You can also measure iostat Service Time as a way to look at the health of the disk subsystem, such as AWS EBS, RAID, etc. This should be consistent under load & IO-sensitive services will have real problems when this rises.
- Saturation — Best measured by IO Queue depth per device, which if you get it from iostat is the aqu-sz variable. Note this includes IO requests being serviced, so it’s not a true queue measurement (the math is a bit complex.
Note the iostat util % is not a very good measure of true saturation, especially on SSD & RAID arrays which can execute multiple IO request simultaneously, as it’s actually the % of time at least one request is in-progress. However, if util % is all you can get, it can be used for simple monitoring to see if there are real changes compared to baselines.
- Utilization — Most people use the iostat util%, but as noted above, this is not a good measure of real utilization for other than single-spindle magnetic disks.
For memory, we only care about Saturation and Utilization.
- Saturation — Any swapping at all means RAM saturation, though today most cloud VMs don’t use any swap file, so this is slowly becoming useless. The next best metric is really just Utilization, below.

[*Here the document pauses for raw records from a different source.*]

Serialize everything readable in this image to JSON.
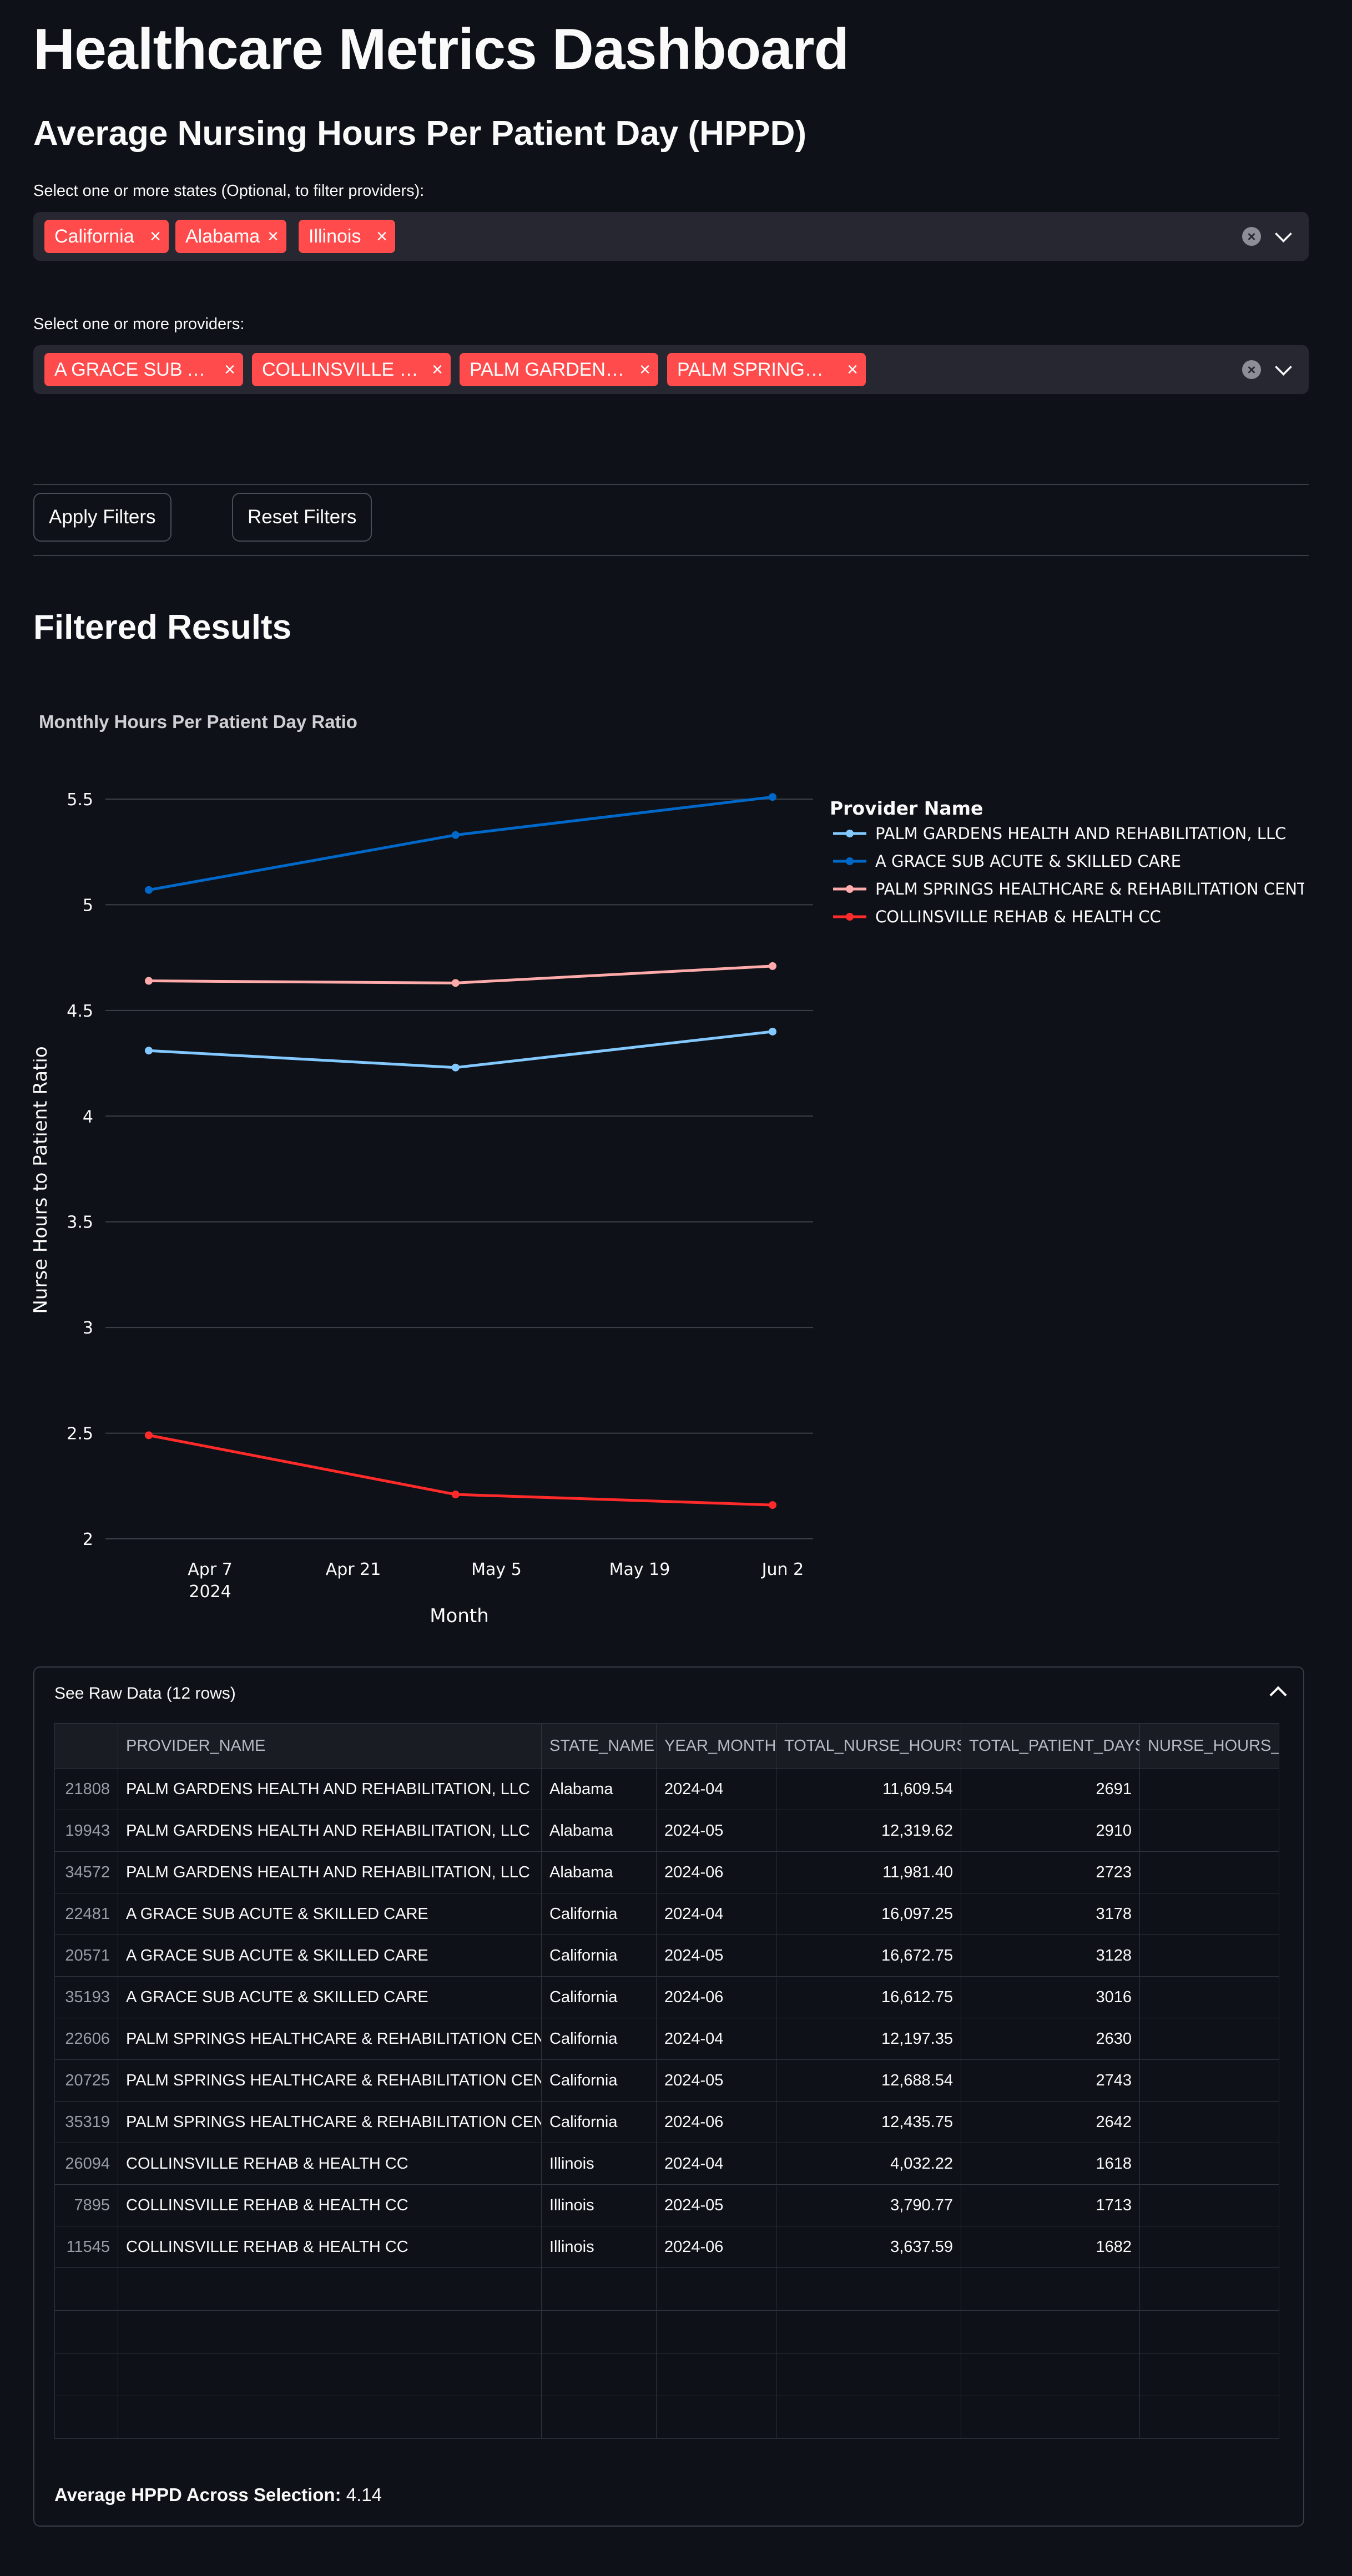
{
  "header": {
    "title": "Healthcare Metrics Dashboard",
    "subtitle": "Average Nursing Hours Per Patient Day (HPPD)"
  },
  "state_filter": {
    "label": "Select one or more states (Optional, to filter providers):",
    "selected": [
      "California",
      "Alabama",
      "Illinois"
    ]
  },
  "provider_filter": {
    "label": "Select one or more providers:",
    "selected": [
      "A GRACE SUB AC…",
      "COLLINSVILLE R…",
      "PALM GARDENS …",
      "PALM SPRINGS …"
    ]
  },
  "chip_remove_glyph": "×",
  "buttons": {
    "apply": "Apply Filters",
    "reset": "Reset Filters"
  },
  "results_heading": "Filtered Results",
  "chart_data": {
    "type": "line",
    "title": "Monthly Hours Per Patient Day Ratio",
    "xlabel": "Month",
    "ylabel": "Nurse Hours to Patient Ratio",
    "x": [
      "2024-04-01",
      "2024-05-01",
      "2024-06-01"
    ],
    "x_ticks": [
      "Apr 7",
      "Apr 21",
      "May 5",
      "May 19",
      "Jun 2"
    ],
    "x_tick_year": "2024",
    "ylim": [
      2,
      5.5
    ],
    "y_ticks": [
      "2",
      "2.5",
      "3",
      "3.5",
      "4",
      "4.5",
      "5",
      "5.5"
    ],
    "grid": true,
    "legend_title": "Provider Name",
    "legend_position": "right",
    "series": [
      {
        "name": "PALM GARDENS HEALTH AND REHABILITATION, LLC",
        "color": "#83c9ff",
        "values": [
          4.31,
          4.23,
          4.4
        ]
      },
      {
        "name": "A GRACE SUB ACUTE & SKILLED CARE",
        "color": "#0068c9",
        "values": [
          5.07,
          5.33,
          5.51
        ]
      },
      {
        "name": "PALM SPRINGS HEALTHCARE & REHABILITATION CENTER",
        "color": "#ffabab",
        "values": [
          4.64,
          4.63,
          4.71
        ]
      },
      {
        "name": "COLLINSVILLE REHAB & HEALTH CC",
        "color": "#ff2b2b",
        "values": [
          2.49,
          2.21,
          2.16
        ]
      }
    ]
  },
  "raw_data": {
    "title": "See Raw Data (12 rows)",
    "columns": [
      "",
      "PROVIDER_NAME",
      "STATE_NAME",
      "YEAR_MONTH",
      "TOTAL_NURSE_HOURS",
      "TOTAL_PATIENT_DAYS",
      "NURSE_HOURS_TO"
    ],
    "rows": [
      [
        "21808",
        "PALM GARDENS HEALTH AND REHABILITATION, LLC",
        "Alabama",
        "2024-04",
        "11,609.54",
        "2691",
        ""
      ],
      [
        "19943",
        "PALM GARDENS HEALTH AND REHABILITATION, LLC",
        "Alabama",
        "2024-05",
        "12,319.62",
        "2910",
        ""
      ],
      [
        "34572",
        "PALM GARDENS HEALTH AND REHABILITATION, LLC",
        "Alabama",
        "2024-06",
        "11,981.40",
        "2723",
        ""
      ],
      [
        "22481",
        "A GRACE SUB ACUTE & SKILLED CARE",
        "California",
        "2024-04",
        "16,097.25",
        "3178",
        ""
      ],
      [
        "20571",
        "A GRACE SUB ACUTE & SKILLED CARE",
        "California",
        "2024-05",
        "16,672.75",
        "3128",
        ""
      ],
      [
        "35193",
        "A GRACE SUB ACUTE & SKILLED CARE",
        "California",
        "2024-06",
        "16,612.75",
        "3016",
        ""
      ],
      [
        "22606",
        "PALM SPRINGS HEALTHCARE & REHABILITATION CENTER",
        "California",
        "2024-04",
        "12,197.35",
        "2630",
        ""
      ],
      [
        "20725",
        "PALM SPRINGS HEALTHCARE & REHABILITATION CENTER",
        "California",
        "2024-05",
        "12,688.54",
        "2743",
        ""
      ],
      [
        "35319",
        "PALM SPRINGS HEALTHCARE & REHABILITATION CENTER",
        "California",
        "2024-06",
        "12,435.75",
        "2642",
        ""
      ],
      [
        "26094",
        "COLLINSVILLE REHAB & HEALTH CC",
        "Illinois",
        "2024-04",
        "4,032.22",
        "1618",
        ""
      ],
      [
        "7895",
        "COLLINSVILLE REHAB & HEALTH CC",
        "Illinois",
        "2024-05",
        "3,790.77",
        "1713",
        ""
      ],
      [
        "11545",
        "COLLINSVILLE REHAB & HEALTH CC",
        "Illinois",
        "2024-06",
        "3,637.59",
        "1682",
        ""
      ]
    ],
    "empty_rows": 4
  },
  "summary": {
    "label": "Average HPPD Across Selection:",
    "value": "4.14"
  }
}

You should track OOM (Out-of-Memory) errors if at all possible, which are issued by the kernel itself when it is totally out of RAM or swap for a process. Unfortunately this can only be seen in the kernel logs (though in kernel 4.13+ it’s also in /proc/vmstat, the oom_kill counter), so ideally you can send these to a centralized ELK or SaaS-based log analyses system that can alert on this.
Any OOM error implies serious RAM saturation, and is usually an emergency, as it usually kills the largest RAM user, such as MySQL.
Note that if there is swap available and kernel swappiness is not set to 1, you will often see swapping long before RAM is fully utilized. This is because the kernel will not minimize the file cache before it starts swapping, and thus you can saturate RAM long before RAM is fully used by work-producing processes.
- Utilization — Calculate RAM use as (Total RAM- free-buffers-cache), which is the classic measure of RAM in use. Dividing by the total RAM gives the % in use.
For networks, we are interested in throughput, which is our ‘requests per second’ in the sense of bandwidth.
- Rate — Read and Write bandwidth in bits-per-second. Most monitoring systems can get this easily.
- Utilization — Use Read and Write bandwidth divided by the maximum bandwidth of the network. Note maximum bandwidth may be hard to determine in mixed VM/Container environments when traffic may use both the hosts’s localhost network & the main wired network. In that case, just tracking Read and Write bandwidth may be best.